Cliffwater researchers estimated the average institutional portfolio directly invested in hedge funds returned 12% in the year ended June 30, with between four and five percentage points contributed by “healthy alpha,” Mr. Nesbitt said.
He noted there was “a lot of range in return” for institutional hedge fund portfolios in the period, likely the result of the degree of customization and the degree to which hedge fund beta is dialed up or down.
Portfolios with less beta exposure likely were nearer the low end of the performance range with returns between 6% and 10%, while portfolios with “higher-octane, higher-beta exposure” ended up toward the top, with returns between 14% and 16%, Mr. Nesbitt said.
The five largest companies retained their spots, in the same order, on P&I's hedge fund ranking for the second year in a row.
Bridgewater Associates LP remained the number one manager with assets of $81.9 billion as of June 30, up 8.8% from the prior year. Man Group PLC followed with $40.3 billion, down 2.7% from the previous year. The next three firms in rank order were Brevan Howard Asset Management LLP, $39.7 billion, up 8.3%; BlueCrest Capital Management LP, $36.7 billion, up 18.1%; and Och-Ziff Management LP, $36.7 billion, up 22.2%.
Within P&I's list of the 25 biggest managers of hedge funds, other firms with year-to-year growth over 20% were Credit Suisse Asset Management, up 30.5% with assets of $24.6 billion; Viking Global Investors LP, up 29.6% to $20.2 billion; The Baupost Group LLC, up 21.3% to $28.1 billion; and York Capital Management Global Advisors LLC, up 20% to $15 billion.
Two outliers in the top 25 list show higher growth rates, but that stems from reporting differences between 2012 and 2013: Canyon Capital Advisors LLC's assets, up 58% to $22.6 billion, and Pacific Investment Management Co.'s assets rose 52.5% to $15.4 billion.
The three biggest losers on P&I's top 25, with double-digit asset declines, were J.P. Morgan Asset Management where hedge fund assets dropped 23.6% to $22 billion; Paulson & Co. Inc., down 18.3% to $17.2 billion; and Winton Capital Management Ltd., down 15.5% to $24 billion.
For the 30 hedge fund managers that did not return P&I's survey, information about their net discretionary assets under management was gleaned from the brochure section of ADV forms filed with the Securities and Exchange Commission. (One caveat about using ADV information is that firms that predominantly manage hedge funds, especially credit specialists, may include non-hedge fund money within their net discretionary assets.)

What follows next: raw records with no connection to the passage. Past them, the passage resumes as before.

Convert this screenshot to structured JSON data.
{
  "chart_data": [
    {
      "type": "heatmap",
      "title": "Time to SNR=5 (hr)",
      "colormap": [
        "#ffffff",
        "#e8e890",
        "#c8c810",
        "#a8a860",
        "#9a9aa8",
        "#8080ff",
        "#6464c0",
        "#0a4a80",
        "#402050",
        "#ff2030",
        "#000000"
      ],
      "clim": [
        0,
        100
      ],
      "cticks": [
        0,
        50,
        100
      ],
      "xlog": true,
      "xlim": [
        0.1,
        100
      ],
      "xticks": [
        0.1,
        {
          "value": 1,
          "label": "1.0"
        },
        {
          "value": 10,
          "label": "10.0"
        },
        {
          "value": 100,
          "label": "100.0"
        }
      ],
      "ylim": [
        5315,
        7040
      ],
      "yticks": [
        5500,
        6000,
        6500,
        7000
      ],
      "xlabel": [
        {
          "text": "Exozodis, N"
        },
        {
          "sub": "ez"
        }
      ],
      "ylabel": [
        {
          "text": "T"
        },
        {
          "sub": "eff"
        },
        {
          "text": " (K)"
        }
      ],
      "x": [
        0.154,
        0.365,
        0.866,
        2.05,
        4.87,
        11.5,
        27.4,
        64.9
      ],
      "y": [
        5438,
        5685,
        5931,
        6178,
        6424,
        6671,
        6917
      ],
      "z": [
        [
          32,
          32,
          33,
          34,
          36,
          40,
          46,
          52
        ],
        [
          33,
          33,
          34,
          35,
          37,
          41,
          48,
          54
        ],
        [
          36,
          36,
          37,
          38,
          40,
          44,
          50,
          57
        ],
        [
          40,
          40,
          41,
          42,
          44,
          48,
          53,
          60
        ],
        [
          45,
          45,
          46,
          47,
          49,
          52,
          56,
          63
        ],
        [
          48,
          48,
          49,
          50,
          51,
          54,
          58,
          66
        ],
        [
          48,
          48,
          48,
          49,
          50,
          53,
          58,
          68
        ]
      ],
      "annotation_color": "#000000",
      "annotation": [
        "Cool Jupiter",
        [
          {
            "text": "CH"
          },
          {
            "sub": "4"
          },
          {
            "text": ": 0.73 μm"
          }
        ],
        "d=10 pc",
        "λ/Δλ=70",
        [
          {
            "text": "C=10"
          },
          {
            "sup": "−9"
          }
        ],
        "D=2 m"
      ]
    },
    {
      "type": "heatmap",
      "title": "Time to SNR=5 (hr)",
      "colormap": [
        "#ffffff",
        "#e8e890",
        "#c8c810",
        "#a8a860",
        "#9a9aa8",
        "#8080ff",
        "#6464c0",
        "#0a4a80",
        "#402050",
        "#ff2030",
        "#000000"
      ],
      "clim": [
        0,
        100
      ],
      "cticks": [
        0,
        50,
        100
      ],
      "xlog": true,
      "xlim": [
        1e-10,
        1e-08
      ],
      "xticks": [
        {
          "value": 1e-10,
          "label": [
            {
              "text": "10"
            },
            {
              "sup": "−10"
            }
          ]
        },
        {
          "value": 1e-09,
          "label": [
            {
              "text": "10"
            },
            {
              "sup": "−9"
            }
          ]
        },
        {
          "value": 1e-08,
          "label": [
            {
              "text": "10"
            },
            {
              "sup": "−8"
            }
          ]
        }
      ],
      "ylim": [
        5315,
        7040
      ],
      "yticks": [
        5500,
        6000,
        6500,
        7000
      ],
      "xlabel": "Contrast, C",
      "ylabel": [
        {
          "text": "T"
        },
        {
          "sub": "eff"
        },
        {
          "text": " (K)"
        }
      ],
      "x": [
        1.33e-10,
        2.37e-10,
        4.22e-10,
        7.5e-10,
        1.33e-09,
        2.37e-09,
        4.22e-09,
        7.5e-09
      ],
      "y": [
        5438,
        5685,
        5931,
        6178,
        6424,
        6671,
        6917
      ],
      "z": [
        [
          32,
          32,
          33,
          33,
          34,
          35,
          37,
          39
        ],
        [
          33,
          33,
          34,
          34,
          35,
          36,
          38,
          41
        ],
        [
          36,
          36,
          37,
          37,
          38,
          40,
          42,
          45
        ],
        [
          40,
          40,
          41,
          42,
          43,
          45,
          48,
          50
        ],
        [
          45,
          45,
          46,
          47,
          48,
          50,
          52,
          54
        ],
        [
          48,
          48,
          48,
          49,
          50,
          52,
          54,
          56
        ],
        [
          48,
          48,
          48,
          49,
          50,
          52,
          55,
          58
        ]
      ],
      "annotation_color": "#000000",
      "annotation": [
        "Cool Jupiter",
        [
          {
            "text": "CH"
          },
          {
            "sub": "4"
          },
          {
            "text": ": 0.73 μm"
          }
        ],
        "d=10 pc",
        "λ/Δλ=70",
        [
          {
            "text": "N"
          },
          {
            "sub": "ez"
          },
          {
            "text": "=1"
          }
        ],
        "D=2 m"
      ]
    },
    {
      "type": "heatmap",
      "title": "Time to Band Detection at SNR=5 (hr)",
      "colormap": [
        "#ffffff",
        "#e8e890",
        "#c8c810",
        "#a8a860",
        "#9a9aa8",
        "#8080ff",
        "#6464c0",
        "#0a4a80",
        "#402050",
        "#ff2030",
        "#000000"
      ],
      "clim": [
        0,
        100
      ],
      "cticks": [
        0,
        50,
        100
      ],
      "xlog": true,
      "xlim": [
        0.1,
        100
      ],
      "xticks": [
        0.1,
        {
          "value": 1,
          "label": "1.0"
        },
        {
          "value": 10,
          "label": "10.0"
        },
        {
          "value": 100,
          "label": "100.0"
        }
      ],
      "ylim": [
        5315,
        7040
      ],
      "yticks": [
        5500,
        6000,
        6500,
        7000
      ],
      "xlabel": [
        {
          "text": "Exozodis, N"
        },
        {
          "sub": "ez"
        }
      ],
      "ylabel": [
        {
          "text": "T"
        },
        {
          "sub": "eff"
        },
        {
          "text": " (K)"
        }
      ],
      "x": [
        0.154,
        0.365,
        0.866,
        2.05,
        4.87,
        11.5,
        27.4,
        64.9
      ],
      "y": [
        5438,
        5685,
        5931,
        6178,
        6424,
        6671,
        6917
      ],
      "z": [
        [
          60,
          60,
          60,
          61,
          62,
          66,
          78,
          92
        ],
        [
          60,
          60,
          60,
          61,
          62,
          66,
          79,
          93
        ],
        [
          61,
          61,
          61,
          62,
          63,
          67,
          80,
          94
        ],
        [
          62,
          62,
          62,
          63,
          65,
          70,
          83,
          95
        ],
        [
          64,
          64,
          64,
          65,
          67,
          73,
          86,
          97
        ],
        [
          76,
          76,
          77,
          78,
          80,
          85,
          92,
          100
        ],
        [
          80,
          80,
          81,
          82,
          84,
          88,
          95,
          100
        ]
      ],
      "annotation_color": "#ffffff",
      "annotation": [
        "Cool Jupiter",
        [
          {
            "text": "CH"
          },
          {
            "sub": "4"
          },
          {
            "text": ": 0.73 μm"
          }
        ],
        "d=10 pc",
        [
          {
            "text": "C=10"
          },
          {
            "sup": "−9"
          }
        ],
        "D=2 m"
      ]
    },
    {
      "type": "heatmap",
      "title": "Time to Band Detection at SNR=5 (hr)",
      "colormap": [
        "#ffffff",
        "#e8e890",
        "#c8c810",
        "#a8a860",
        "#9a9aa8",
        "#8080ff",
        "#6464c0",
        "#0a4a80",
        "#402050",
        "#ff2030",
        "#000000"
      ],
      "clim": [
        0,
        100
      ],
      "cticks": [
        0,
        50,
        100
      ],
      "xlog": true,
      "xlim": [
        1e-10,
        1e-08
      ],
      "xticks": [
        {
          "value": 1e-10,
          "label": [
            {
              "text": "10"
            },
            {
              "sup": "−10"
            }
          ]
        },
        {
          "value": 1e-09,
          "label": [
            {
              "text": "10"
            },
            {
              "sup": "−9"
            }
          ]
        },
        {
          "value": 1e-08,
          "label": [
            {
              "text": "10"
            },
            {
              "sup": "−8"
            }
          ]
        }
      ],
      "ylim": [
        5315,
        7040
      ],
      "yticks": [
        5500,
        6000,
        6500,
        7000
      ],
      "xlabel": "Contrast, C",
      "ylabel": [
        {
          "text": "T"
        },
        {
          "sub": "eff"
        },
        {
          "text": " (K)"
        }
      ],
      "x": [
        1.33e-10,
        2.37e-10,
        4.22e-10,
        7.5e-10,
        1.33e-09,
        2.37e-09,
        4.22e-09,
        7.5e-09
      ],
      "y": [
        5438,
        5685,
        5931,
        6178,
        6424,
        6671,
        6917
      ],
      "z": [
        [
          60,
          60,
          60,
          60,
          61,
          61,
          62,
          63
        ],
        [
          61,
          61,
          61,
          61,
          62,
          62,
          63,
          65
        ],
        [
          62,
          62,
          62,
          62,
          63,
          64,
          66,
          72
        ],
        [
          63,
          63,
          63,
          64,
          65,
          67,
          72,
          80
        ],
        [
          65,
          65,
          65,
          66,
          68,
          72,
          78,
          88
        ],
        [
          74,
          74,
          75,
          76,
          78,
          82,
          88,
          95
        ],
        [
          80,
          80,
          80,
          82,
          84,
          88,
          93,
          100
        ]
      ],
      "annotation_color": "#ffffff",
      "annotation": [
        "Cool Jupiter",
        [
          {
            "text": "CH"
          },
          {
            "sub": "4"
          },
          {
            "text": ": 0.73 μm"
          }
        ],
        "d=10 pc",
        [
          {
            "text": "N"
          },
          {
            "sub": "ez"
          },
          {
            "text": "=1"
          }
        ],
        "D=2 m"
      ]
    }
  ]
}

Among the firms that responded fully to P&I's survey, just seven firms reported that they manage more than 90% of their hedge fund assets for pension funds, endowments, foundations, sovereign wealth funds and insurance companies.
Black River Asset Management LLC and Cheyne Capital International Ltd., which each manage 100% of their assets for institutions, top that list. Coincidentally, both managers ran $5.2 billion in hedge funds as of June 30.